いわゆる「定番・王道」の観光地では影響があると思いますが、それ以外の地区では大きな影響はないようです。報道もされましたがゲストハウスや民泊に関して、例えば21時など定時になると管理人が帰ってしまい、施設に入れない外国人が町中を歩き回り、尋ね回りで、近隣に迷惑がかかるケースが発生しているようです。また案内ツールなど多言語対応の進捗も含めた外国人観光客の増加に対応出来ていないところもあるでしょう。外国人観光客の大型バスの交通集中で渋滞発生率が高くなっていることも取り上げられていましたから、交通インフラ対策も求められています。

例えば京都と奈良を比較するとどうですか?

京都はインパクトを与える見せ方を知っていると考えます。印象づけとイメージ作りが非常に上手い。印象づけられるところを入念に絞って出してくるじゃないですか。そこからのイメージ作りは本当に上手いと思うし、次々にイメージを生みだしてゆき、人々を惹きつけ続ける。一般の方々が京都に対する価値観を次々見出すような表現の仕方を良く知ってはるなと思います。

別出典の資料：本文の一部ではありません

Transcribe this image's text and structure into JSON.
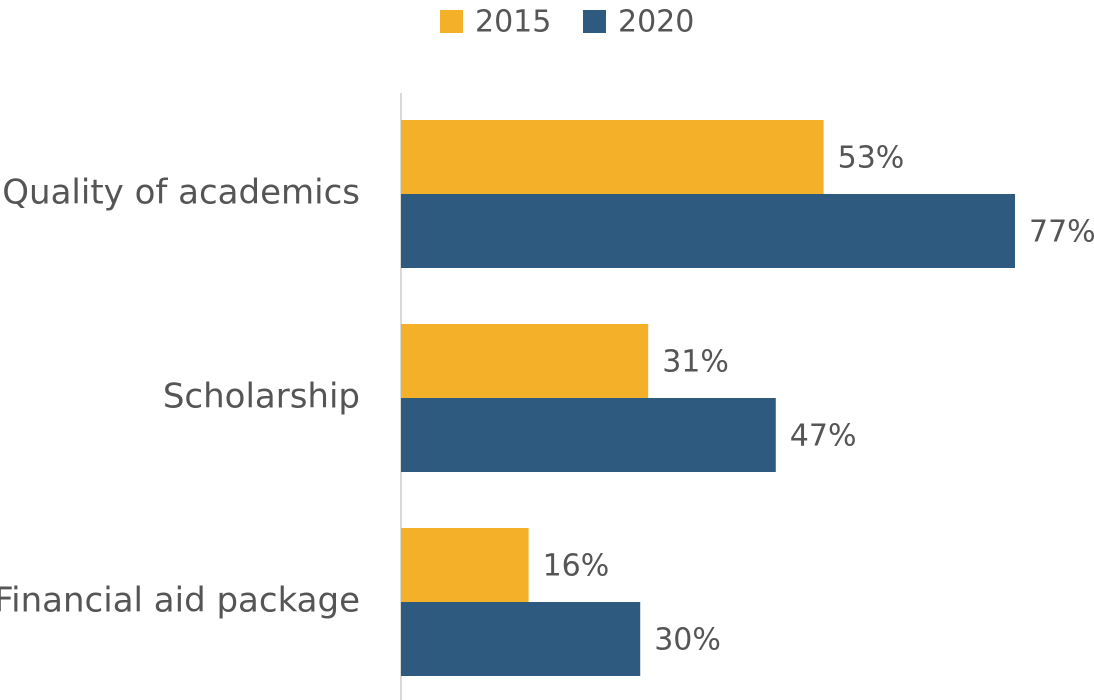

対する奈良は、印象づけとイメージ作りが未成熟なように思います。これは絞り込みとインパクトの薄さが招いているものだと考えていて、だから「これだ!」というイメージ作り出せず、在る物を五月雨式に出してしまっています。絞り込んだうえで次々出すことと、五月雨式に出すことの違いに気づけていないことから「全部これだ!」になってしまうのかなと。観光客からすれば「奈良はどれや!」って感じなのでしょうね(笑)

この結果「何をPRしますか?」と言われても「じゃあ何をPRしますか?」のループに陥ってしまい、「じゃあ王道の定番で」になっているのではないでしょうか。一時、地域別にしぼって「これだ!」というのをやっていましたが、成熟させることができず、いつの間にか無くなってしまったようですね。

もしかすると奈良に必要なのは、魅せ方を考えるクリエイティブ・ディレクターのような存在かも知れませんね

まさにその通りで、観光など、外向きが担当の部署にはクリエイティブ・ディレクターを置く時期にきていると思います。それでその方々に宣伝や広報の仕方を考えてもらうことをやらないといけないでしょう。行政の方々は、クリエイティブ分野に関しては素人ですから、担当して成果を出すことが難しいと思います。私も行政の方々と一緒に大きなイベントなどを実施していますが、なかなか通じないことがあるのです。行政の人は専門的な勉強をしておられないから、こちらの提案を理解していただけず、提案の展開を分かっていただけない。あと少しで、よりよい物ができるのにと残念に思うことがありました。

奈良ではいま「心に残る風景」というものを探す試みが始まっていて、私も「心で眺める奈良」というラジオ番組を持っています。奈良の若草山から見る夜景や、平城宮跡から眺める夕陽など、神社仏閣に頼ることなく、日常の奈良の自然や街道の左右に拡がっている集落をクローズアップすることで、人々の暮らしであったり、モノの流れというものをPRされる人が増えてきているようですよ。

物事、特に奈良に関しては「歴史的・場所的・仏教的な文脈」が分かったクリエイティブ・ディレクターがいないとダメです。自称クリエイティブ・ディレクターではいけません。

何とかコンダクターとか、何とかディレクターとか、何とかプロディーサーとか、どれだけのことが実現できるのかが分からない人が多い。

イベントコンダクターとかイベントプロデューサーを名乗っていますが、文脈を全然わかっていない人がいます。肩書とか、これは言った者が勝ち状態。やっていることが正しくない人は、何も出来ないのに中途半端にやってお金だけ持っていきます。「やりました」と「できました」の違いね。「何やっとんねん!」みたいなのが居ますわ。奈良もそうやけど、そういう人を排除しなくてはアカンと思います。知恵を出せって言うけども、お金でしか解決出来ないものもあります。

いくら知恵を出してもプロにはかなわないですし、任せるべきものはプロに任せないとできないケースがあります。費用が半分であっても、半分しか出来ない人に任せるより、倍かかっても出来る人に任せるのが近道だし、納得のいく結果になると思いますが、行政の方々は、そこをなかなか理解していただけないのです。目先のお金の枠に囚われてしまい「費用が半分だったから、結果も半分でしたね」の結末を迎えてしまうケースを多々目にしたことがありました。